Bi kaç gün sonra artık çalışıyordum yokluğuna. Tabiki Robin aklımdan çıkmıyordu. Ağır gelen şeyler vardı. Bi vedayı bana çok görmesi gibi. Belkide anlatırsa ona engel olacağımı düşünüyordu. Açık konuşmak gerekirse Jessica için engel olmaya çalışırdım. Ama her ne olursa olsun onun arkasında duracağımı bilmeliydi. En azından bu kadar tanıyordu beni. Üzüntüm günden güne hafiflese de ona olan kızgınlığımı yenemiyordum. En azından bi mektupta bana yazabilirdi. Ardından üzüleceğimi tahmin ediyor olması gerekirdi. Chris bana destek oluyordu bunu inkar edemem ama yine de içimde boşluk hissi vardı. Romanıma odaklanıyordum. Üzüntümü azaltmasa da kafamı dağıtmaya yetiyordu. Tekrar romanımın başına geçtim. Gerçi sığınabilecek başka birşeyim de yoktu. Bi süre yazdıktan sonra ara verdim. Sigaramı yaktım. Dumanı ciğerlerimde hissediyordum. Zil çaldı. Kimin geldiğini bilmiyordum. Ama kimin gelmediğinden emindim. Yavaş adımlarla kapıya yöneldim. Gelen Chris'ti. Mahçup gözlerle bana bakıyordu.
+Jeff üzgünüm. Rahatsız etmek istemezdim. Kirayı ödeyemediğim için evden çıkarıldım. Bi süre sende kalabilir miyim?
Şaşkındım. Beklemiyordum. Aslında benim içinde iyi bi durumdu. Yanlız kaldıkça Robin'in yokluğunu daha çok hissediyordum. Alışmıştım yıllarca birisiyle yaşamaya. Yalnızlık korkutuyordu beni. Onu içeri davet ettim. Yapmak istemiyordum ama alışmak için zorundaydım. Buruk bi ifadeyle söze başladım.
+ Chris biliyorsun. Robin
Yutkundum. Üzgündüm ama alışmak için yapmak zorundaydım. Derin Bi nefes alıp devam ettim.
+ Robin gitti. İstersen onun odasına geçebilirsin.
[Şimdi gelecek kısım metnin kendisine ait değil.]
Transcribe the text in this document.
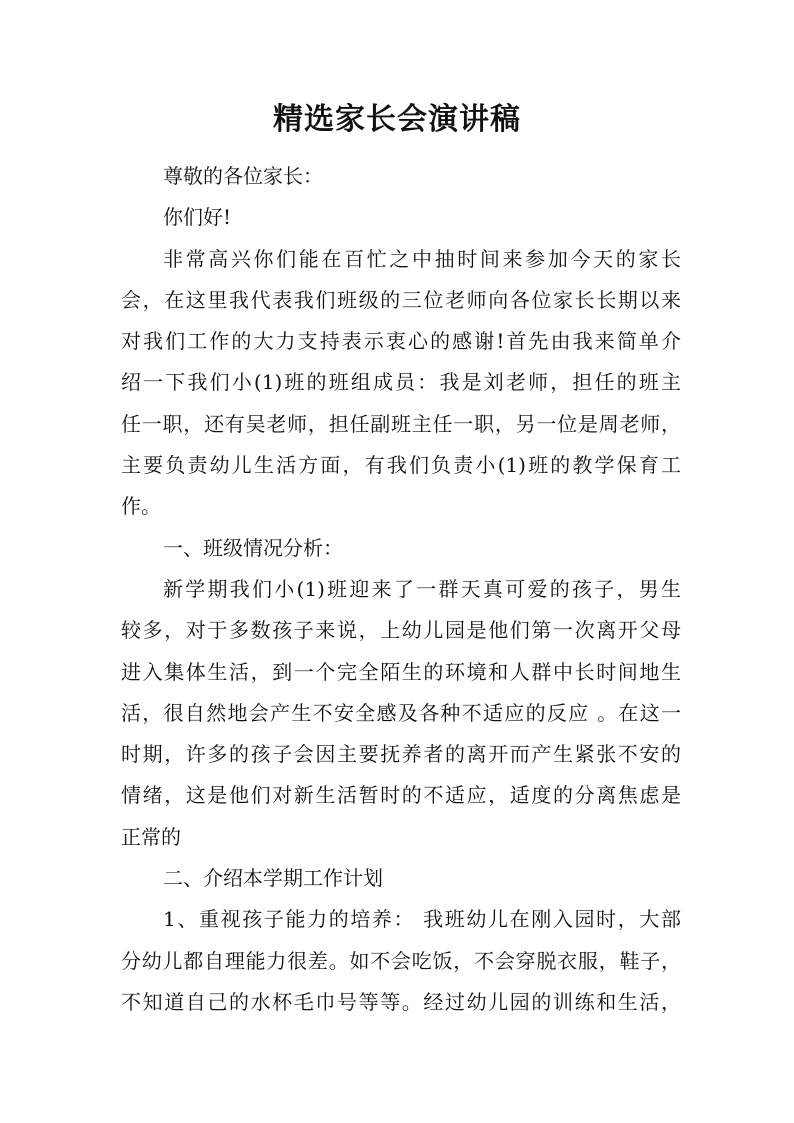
精选家长会演讲稿
尊敬的各位家长：
你们好!
非常高兴你们能在百忙之中抽时间来参加今天的家长
会，在这里我代表我们班级的三位老师向各位家长长期以来
对我们工作的大力支持表示衷心的感谢!首先由我来简单介
绍一下我们小(1)班的班组成员：我是刘老师，担任的班主
任一职，还有吴老师，担任副班主任一职，另一位是周老师，
主要负责幼儿生活方面，有我们负责小(1)班的教学保育工
作。
一、班级情况分析：
新学期我们小(1)班迎来了一群天真可爱的孩子，男生
较多，对于多数孩子来说，上幼儿园是他们第一次离开父母
进入集体生活，到一个完全陌生的环境和人群中长时间地生
活，很自然地会产生不安全感及各种不适应的反应 。在这一
时期，许多的孩子会因主要抚养者的离开而产生紧张不安的
情绪，这是他们对新生活暂时的不适应，适度的分离焦虑是
正常的
二、介绍本学期工作计划
1、重视孩子能力的培养： 我班幼儿在刚入园时，大部
分幼儿都自理能力很差。如不会吃饭，不会穿脱衣服，鞋子，
不知道自己的水杯毛巾号等等。经过幼儿园的训练和生活，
Chris şaşkın bi şekilde bana baktı.
-Emin misin? Bunu yapmak zorunda değilsin. Seni rahatsız etmek istemiyorum. Koltukta da yatabilirim. Sadece dışarda kaldım ve aklıma gidebilecek başka bir yer gelmedi. Gerçekten koltukta da rahat ede..
Sözünü kestim.
+Crish lütfen. Oda kurulu. Robin bi veda bile etmeden giden birisi. Yasını tutmaya gerek yok. Lütfen orada kal. Hem yanlız kalmamış olacağım. Bana da iyi gelecek. Bilirsin hayat devam ediyor. Alışmamız gerek.
Chris kafasını önüne eğerek Robin'in odasına eşyalarını götürmeye başladı. Onun odasını başkasına verdiğime üzülüyordum. Ama bi şekilde onu atlatmam gerekiyordu. Düşüncelerden sıyrılıp Chris'e seslendim.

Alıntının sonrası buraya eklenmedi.